In crowdturfing online reviews, an attacker creates a project on the Mechanical Turk site and offers to pay large numbers of people to set up accounts on Amazon, Yelp, TripAdvisor or other sites and to then post reviews intended to either raise or sink a product or service’s money-making prospects. “[A company] can pay workers small amounts to write negative online reviews for a competing business, often fabricating stories of bad experiences or service,” Zhao says. Crowdturfing has become a growing problem in China, India and the U.S. but is often limited by the amount of money a person has available to get others to do the dirty work, he adds.

Automating Fake News

In anticipation of automated misinformation technology maturing to the point where it can consistently produce convincing news articles, Zhao and his colleagues are considering fake news detection as a future direction for their research. Programs already exist to automatically generate essays and scientific papers, but a careful human read usually reveals them to be nonsensical, says Filippo Menczer, a professor of informatics and computer science at the Indiana University School of Informatics and Computing.

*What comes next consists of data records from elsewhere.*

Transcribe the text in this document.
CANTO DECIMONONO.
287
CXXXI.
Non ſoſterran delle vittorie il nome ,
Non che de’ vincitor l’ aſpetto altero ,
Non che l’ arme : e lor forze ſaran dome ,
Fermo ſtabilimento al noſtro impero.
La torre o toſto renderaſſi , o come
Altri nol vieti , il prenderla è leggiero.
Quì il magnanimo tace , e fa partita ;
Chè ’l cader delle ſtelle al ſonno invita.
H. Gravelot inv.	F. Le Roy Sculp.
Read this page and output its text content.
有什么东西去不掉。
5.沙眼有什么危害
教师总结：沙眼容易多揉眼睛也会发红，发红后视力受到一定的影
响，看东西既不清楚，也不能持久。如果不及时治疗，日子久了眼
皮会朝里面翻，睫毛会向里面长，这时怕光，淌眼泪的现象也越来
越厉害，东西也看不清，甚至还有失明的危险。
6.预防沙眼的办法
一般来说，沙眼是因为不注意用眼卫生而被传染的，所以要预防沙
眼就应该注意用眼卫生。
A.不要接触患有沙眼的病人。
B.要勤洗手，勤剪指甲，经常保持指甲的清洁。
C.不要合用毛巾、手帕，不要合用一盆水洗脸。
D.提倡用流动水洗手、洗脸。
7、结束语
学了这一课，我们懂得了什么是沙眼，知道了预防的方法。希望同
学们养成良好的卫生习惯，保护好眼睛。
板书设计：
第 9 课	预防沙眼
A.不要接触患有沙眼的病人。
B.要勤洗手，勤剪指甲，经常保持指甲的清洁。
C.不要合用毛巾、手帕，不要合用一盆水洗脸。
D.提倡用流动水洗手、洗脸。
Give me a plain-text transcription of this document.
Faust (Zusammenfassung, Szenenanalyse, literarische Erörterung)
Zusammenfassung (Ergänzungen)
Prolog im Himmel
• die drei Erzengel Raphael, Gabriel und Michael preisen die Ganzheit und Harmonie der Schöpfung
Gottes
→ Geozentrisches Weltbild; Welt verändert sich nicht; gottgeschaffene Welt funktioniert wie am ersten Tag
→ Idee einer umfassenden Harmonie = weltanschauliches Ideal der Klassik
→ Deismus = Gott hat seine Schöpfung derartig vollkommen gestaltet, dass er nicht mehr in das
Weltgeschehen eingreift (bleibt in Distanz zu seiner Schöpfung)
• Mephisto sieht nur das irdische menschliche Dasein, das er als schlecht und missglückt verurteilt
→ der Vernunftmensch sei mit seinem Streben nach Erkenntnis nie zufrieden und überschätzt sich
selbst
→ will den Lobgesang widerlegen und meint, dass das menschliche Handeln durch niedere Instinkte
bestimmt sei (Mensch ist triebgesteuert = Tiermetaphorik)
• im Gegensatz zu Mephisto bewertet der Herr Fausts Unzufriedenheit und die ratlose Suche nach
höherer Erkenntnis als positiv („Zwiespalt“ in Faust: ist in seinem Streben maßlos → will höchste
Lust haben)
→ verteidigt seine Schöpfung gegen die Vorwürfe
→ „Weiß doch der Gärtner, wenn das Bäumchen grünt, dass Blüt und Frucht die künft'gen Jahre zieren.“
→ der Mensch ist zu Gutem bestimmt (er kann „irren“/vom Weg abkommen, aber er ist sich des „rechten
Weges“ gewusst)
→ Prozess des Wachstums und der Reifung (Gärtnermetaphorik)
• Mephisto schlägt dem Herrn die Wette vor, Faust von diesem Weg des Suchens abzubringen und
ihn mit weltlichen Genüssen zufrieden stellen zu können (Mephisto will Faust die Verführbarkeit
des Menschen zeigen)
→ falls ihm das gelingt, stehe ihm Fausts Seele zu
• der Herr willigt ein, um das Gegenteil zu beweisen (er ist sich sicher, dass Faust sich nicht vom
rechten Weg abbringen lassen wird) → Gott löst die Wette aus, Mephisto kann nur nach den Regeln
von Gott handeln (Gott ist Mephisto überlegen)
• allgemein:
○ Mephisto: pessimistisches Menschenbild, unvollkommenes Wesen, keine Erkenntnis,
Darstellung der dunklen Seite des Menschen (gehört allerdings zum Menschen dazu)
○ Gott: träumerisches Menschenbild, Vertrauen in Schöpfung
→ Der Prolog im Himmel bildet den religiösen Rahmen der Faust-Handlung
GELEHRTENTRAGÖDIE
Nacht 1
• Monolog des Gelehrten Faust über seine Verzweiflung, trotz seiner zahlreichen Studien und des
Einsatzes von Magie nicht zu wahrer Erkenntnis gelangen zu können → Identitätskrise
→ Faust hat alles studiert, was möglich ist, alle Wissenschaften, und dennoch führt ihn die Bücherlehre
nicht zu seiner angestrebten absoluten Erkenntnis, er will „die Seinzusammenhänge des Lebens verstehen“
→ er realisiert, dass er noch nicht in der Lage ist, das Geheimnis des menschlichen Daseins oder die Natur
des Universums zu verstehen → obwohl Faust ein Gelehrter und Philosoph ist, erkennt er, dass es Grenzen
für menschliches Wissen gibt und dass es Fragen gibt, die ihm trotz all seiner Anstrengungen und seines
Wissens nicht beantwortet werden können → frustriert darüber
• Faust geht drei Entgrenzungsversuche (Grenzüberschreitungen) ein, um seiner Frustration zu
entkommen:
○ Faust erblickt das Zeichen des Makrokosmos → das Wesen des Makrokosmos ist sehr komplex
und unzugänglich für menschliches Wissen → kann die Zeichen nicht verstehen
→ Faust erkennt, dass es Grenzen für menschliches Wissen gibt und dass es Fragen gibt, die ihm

Articles intended purely to spread falsehoods and misinformation are currently written by humans because they need to come off as authentic in order to go viral online, says Menczer, who was not involved in the Chicago research. “That is something that a machine is not capable of doing with today’s technology,” he says. “Still, skilled AI scientists putting their effort into this not-so-noble task could probably create credible articles that spread half-truths and leverage people’s fears.”